カアンの側近く仕えるケシク(『集史』:パブリックドメイン)

チンギス・カンーーケシク制度【千古英雄伝】

人はよく内心世界を王国に例えます。王国には護衛の軍隊が必須です。外界からの侵入と誘惑に直面して、心の中の王国を守るには精鋭な兵士ーー精兵たちの防衛が必要不可欠です。

精兵と言えば、歴史の中で戦いに長けたモンゴル兵、特にケシク(モンゴル帝国において君主・皇族を昼夜護衛した親衛隊)が挙げられます。1206年、モンゴル草原を統一したテムジンは、各部落に「チンギス・カン」と尊称されました。内憂外患に対処するため、チンギス・カン自ら貴族や勲功をたてた将官たちの子弟を選んで、親衛隊ーーケシクを設立しました。

ケシクは弓の名手から成っており、全員精鋭中の精鋭で、馬術にも優れ、長短2種類の射程の弓を常に装備し、長距離移動も問題ありません。ケシク軍の弩(石弓)は300メートル範囲内の敵の重装甲を貫くことができます。

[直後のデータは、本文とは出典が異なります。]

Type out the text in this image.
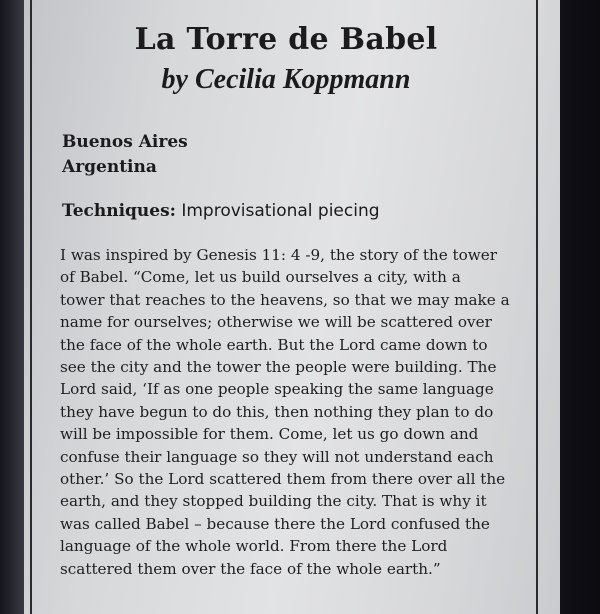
La Torre de Babel
by Cecilia Koppmann
Buenos Aires
Argentina
Techniques: Improvisational piecing
I was inspired by Genesis 11: 4 -9, the story of the tower
of Babel. “Come, let us build ourselves a city, with a
tower that reaches to the heavens, so that we may make a
name for ourselves; otherwise we will be scattered over
the face of the whole earth. But the Lord came down to
see the city and the tower the people were building. The
Lord said, ‘If as one people speaking the same language
they have begun to do this, then nothing they plan to do
will be impossible for them. Come, let us go down and
confuse their language so they will not understand each
other.’ So the Lord scattered them from there over all the
earth, and they stopped building the city. That is why it
was called Babel – because there the Lord confused the
language of the whole world. From there the Lord
scattered them over the face of the whole earth.”
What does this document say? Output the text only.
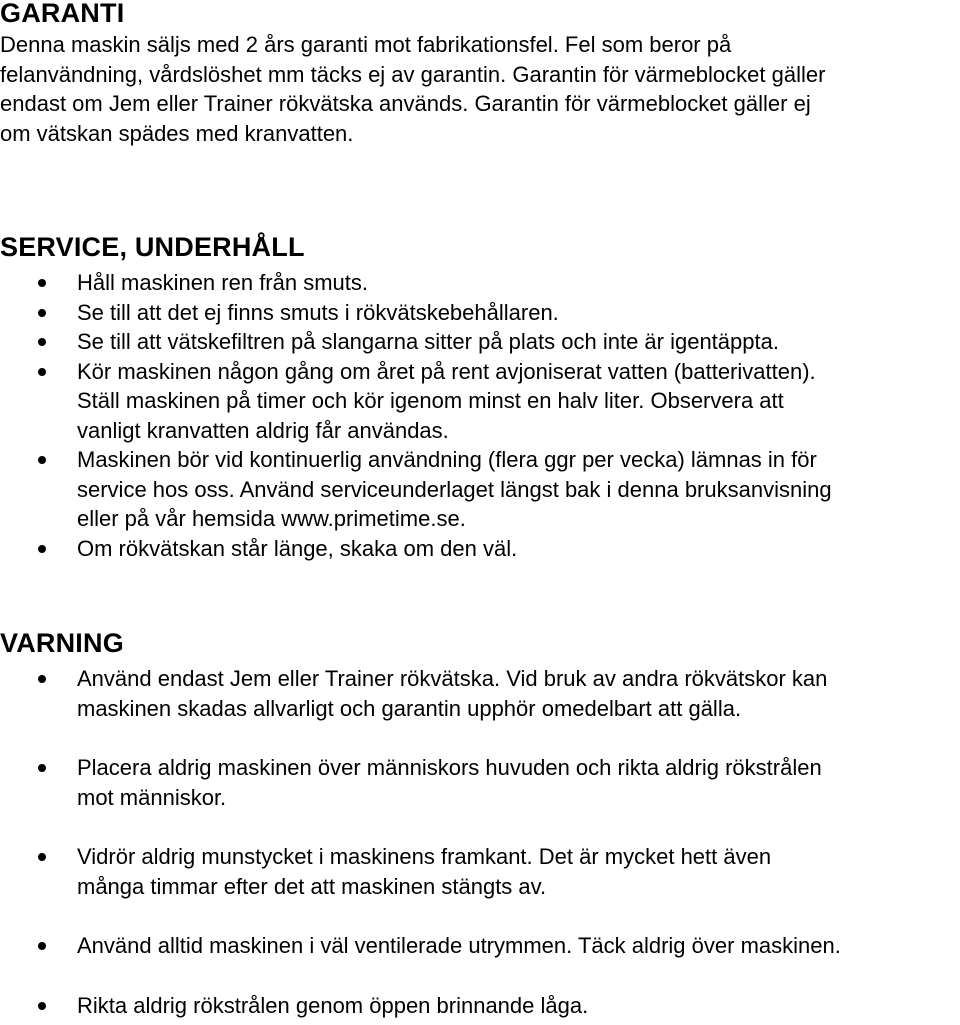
GARANTI

Denna maskin säljs med 2 års garanti mot fabrikationsfel. Fel som beror på
felanvändning, vårdslöshet mm täcks ej av garantin. Garantin för värmeblocket gäller
endast om Jem eller Trainer rökvätska används. Garantin för värmeblocket gäller ej
om vätskan spädes med kranvatten.

SERVICE, UNDERHÅLL
Håll maskinen ren från smuts.
Se till att det ej finns smuts i rökvätskebehållaren.
Se till att vätskefiltren på slangarna sitter på plats och inte är igentäppta.
Kör maskinen någon gång om året på rent avjoniserat vatten (batterivatten).
Ställ maskinen på timer och kör igenom minst en halv liter. Observera att
vanligt kranvatten aldrig får användas.
Maskinen bör vid kontinuerlig användning (flera ggr per vecka) lämnas in för
service hos oss. Använd serviceunderlaget längst bak i denna bruksanvisning
eller på vår hemsida www.primetime.se.
Om rökvätskan står länge, skaka om den väl.
VARNING
Använd endast Jem eller Trainer rökvätska. Vid bruk av andra rökvätskor kan
maskinen skadas allvarligt och garantin upphör omedelbart att gälla.
Placera aldrig maskinen över människors huvuden och rikta aldrig rökstrålen
mot människor.
Vidrör aldrig munstycket i maskinens framkant. Det är mycket hett även
många timmar efter det att maskinen stängts av.
Använd alltid maskinen i väl ventilerade utrymmen. Täck aldrig över maskinen.
Rikta aldrig rökstrålen genom öppen brinnande låga.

ケシクの隊員の多くは貴族ですが、安逸、怠惰という言葉からかけ離れています。暴風雨や大嵐の中を行き来し、骨に刺さる寒風や猛烈な日差しの下で君主のテントを死守します。

モンゴル人は生まれながらにして人情が厚く、普段は非常に温厚です。宴会やお祝い事では、豪快に酒を飲み、歌を歌って、存分に楽しみます。しかし、外敵と戦う時は、勇猛果敢に、己の命を顧みずに刀を振り回し、前進していきます。そして、夜は目を光らせて微かな動きをも見逃しません。ケシクの隊員はモンゴル人の豪快な天性を備えながらも、忠勇に振舞います。

現代社会では、昔のような命をかけた戦いはかなり減少し、筆やペンを持った「兵士」たちが増加しています。チンギス・カンのケシク軍が持っていた弩は射程300メートルと、当時では多くの国に恐れられていましたが、現在、科学が発展したこのインターネット社会では、筆やペンを持った「兵士」たちの力を遥か地球の反対側へと及ぼすことができます。

大分複雑になったこの人間社会、山のように積み上げられた圧力下で生存していくには、私たちもケシクのような精鋭部隊を心に配備する必要があります。目に見えない罠や誘惑に負けぬよう、常に警醒し、予想外の「襲撃」から身を、心を守らなければなりません。